La stratégie adoptée jusque-là par l’armée tunisienne contre les groupes terroristes déployés dans les montagnes du nord-ouest a montré ses limites.
Par Abdelmajid Mselmi *
L’assassinat de Khalifa Soltani, vendredi 2 juin 2017, à Jebel Mghila, a choqué les Tunisiens à plus d’un titre. La société tunisienne, qui s’est fortement mobilisée après l’assassinat tragique de son frère cadet, le berger Mabrouk, en novembre 2015, sauvagement égorgé, a promis soutien et protection à la famille Soltani et espéré une riposte farouche contre les tueurs. En vain, car les terroristes ont récidivé et ont lâchement assassiné le frère de Mabrouk, défiant ainsi l’Etat et humiliant tout un peuple.
Les Tunisiens se sont sentis trahis et démoralisés, se mettant même à douter de la capacité de l’Etat à lutter efficacement contre les terroristes et à assurer la sécurité des citoyens, surtout dans les régions limitrophes des zones contrôlées par ces derniers.
Les monts du nord-ouest «colonisés» par les terroristes ?

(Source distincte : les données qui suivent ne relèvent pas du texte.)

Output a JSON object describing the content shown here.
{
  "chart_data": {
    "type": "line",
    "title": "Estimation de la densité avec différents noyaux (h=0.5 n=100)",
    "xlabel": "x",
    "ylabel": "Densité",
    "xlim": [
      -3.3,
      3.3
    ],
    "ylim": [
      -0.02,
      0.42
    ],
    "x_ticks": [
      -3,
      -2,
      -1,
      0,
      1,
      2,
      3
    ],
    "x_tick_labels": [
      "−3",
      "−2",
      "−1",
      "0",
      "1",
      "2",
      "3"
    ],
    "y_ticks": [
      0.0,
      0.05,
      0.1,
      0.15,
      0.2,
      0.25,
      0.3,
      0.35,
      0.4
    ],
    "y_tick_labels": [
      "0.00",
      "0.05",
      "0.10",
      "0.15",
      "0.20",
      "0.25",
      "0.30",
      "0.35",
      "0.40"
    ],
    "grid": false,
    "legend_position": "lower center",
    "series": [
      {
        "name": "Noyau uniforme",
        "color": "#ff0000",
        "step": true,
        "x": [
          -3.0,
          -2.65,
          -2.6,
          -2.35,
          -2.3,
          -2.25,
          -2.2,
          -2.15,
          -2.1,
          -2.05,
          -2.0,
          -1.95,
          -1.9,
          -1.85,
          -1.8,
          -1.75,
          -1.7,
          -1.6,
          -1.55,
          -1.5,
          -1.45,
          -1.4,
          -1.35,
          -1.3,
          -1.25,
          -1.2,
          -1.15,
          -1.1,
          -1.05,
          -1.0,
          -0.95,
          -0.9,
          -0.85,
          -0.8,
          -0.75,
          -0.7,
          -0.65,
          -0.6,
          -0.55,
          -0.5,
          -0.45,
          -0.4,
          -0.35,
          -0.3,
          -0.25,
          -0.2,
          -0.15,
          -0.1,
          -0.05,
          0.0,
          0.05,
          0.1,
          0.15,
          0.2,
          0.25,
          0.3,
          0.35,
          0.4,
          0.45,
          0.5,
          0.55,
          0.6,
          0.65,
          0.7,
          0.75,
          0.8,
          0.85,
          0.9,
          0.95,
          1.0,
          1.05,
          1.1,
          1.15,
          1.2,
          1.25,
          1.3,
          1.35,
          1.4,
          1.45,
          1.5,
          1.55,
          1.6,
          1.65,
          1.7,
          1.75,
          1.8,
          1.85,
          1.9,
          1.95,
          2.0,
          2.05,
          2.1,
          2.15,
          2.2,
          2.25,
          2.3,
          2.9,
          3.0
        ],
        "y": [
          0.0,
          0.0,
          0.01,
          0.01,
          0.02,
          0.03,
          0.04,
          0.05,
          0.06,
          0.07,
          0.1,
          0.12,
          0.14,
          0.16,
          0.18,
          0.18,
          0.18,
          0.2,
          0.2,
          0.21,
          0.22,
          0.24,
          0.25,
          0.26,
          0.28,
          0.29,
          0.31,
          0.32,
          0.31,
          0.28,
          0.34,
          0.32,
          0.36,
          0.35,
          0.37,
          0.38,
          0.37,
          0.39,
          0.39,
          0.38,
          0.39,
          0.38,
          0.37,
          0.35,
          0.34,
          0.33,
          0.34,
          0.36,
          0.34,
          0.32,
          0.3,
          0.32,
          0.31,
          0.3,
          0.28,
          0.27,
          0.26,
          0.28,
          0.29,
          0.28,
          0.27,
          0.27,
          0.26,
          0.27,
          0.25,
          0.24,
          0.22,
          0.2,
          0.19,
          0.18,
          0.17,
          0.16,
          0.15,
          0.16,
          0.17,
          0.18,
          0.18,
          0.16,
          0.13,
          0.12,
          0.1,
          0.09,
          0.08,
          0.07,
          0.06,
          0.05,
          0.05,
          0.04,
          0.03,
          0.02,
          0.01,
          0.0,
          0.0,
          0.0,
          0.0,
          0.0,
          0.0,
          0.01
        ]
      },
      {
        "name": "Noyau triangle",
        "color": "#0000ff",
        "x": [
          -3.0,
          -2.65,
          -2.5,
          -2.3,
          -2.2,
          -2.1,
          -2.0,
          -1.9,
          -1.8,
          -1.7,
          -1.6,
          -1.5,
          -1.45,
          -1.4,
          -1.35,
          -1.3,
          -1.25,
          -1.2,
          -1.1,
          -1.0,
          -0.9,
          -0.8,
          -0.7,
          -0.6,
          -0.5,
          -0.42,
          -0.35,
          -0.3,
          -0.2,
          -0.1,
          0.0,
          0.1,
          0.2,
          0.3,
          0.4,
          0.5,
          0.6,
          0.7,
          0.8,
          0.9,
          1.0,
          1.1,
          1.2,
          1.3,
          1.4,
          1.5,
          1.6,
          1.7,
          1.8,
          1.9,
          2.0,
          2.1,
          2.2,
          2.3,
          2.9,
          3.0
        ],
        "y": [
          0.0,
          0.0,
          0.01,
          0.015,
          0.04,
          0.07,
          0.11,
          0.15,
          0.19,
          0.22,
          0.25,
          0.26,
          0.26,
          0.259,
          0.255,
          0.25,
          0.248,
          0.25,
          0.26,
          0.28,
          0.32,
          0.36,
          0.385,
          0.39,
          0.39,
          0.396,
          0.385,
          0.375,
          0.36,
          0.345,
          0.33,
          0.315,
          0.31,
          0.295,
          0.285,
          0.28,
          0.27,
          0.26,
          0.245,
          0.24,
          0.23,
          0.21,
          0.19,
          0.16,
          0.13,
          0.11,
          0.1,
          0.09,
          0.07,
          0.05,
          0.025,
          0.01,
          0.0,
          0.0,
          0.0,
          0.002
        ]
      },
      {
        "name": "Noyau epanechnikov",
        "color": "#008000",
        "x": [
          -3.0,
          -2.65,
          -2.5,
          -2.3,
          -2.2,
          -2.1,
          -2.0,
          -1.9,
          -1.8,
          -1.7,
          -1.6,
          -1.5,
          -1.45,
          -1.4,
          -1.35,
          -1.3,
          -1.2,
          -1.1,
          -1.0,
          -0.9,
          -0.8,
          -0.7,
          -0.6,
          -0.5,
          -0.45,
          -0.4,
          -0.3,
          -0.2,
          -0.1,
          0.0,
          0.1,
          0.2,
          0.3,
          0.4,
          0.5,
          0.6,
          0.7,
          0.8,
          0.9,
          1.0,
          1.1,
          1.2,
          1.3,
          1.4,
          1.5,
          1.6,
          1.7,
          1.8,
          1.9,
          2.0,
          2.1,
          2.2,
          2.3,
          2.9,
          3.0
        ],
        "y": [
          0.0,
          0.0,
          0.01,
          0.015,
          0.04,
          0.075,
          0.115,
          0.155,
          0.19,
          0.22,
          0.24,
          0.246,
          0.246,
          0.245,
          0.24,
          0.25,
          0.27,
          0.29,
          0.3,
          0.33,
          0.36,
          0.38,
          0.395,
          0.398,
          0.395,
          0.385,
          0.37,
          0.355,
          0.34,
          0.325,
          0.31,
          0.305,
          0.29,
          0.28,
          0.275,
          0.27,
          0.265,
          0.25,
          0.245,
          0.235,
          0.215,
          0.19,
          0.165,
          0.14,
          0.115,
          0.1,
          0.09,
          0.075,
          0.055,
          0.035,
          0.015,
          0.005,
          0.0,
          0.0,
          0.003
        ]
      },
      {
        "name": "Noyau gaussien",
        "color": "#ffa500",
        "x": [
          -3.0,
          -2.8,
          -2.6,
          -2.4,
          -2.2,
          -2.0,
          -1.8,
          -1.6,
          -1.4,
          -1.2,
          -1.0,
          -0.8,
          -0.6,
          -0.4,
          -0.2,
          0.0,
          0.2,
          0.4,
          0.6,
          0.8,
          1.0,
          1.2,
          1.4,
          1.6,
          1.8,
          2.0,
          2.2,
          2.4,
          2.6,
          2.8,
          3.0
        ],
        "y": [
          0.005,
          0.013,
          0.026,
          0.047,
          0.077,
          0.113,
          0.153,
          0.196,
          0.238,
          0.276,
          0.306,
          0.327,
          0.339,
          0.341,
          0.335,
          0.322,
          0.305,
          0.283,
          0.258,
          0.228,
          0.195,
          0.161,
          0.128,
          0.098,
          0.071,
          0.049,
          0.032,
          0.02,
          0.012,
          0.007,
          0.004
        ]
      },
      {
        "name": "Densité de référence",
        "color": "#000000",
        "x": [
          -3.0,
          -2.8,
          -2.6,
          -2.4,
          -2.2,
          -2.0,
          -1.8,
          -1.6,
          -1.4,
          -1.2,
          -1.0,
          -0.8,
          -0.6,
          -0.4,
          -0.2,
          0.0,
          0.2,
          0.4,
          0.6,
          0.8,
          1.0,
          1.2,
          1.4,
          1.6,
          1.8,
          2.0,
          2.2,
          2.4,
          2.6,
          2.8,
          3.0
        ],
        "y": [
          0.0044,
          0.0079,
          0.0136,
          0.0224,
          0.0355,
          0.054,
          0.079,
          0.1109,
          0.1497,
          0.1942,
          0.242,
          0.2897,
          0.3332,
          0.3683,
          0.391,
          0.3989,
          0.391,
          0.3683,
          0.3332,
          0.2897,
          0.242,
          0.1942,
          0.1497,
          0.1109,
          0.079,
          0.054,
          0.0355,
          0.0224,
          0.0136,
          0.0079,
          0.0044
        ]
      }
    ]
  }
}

C’est en 2012 que les premiers groupes terroristes ont été repérés dans les montagnes du nord-ouest tunisien, à la frontière avec l’Algérie. Et contrairement à ce que prétendait, à l’époque, Khaled Tarrouche, alors porte-parole du ministère de l’Intérieur, il ne s’agissait pas de «personnes qui pratiquaient du sport pour faire baisser leur cholestérol» (sic !), mais bel et bien de terroristes.
Depuis, et à chaque fois qu’on pensait que ces derniers étaient mis hors d’état de nuire, ils surgissaient à nouveau comme des diables pour tuer, terroriser ou racketter les habitants de ces régions. Combien sont-ils maintenant? Même les responsables sécuritaires son incapables de répondre à cette question. Mais, en recoupant les informations éparses, on peut évaluer leur nombre à quelques dizaines et, malgré leur petit nombre, ils sont actifs, mobiles et très violents. Les forces sécuritaires et armées en arrêtent et en tuent certes assez régulièrement, mais les groupes parviennent à se reconstituer, bénéficiant apparemment de renforts réguliers, venant de Tunisie et des pays voisins.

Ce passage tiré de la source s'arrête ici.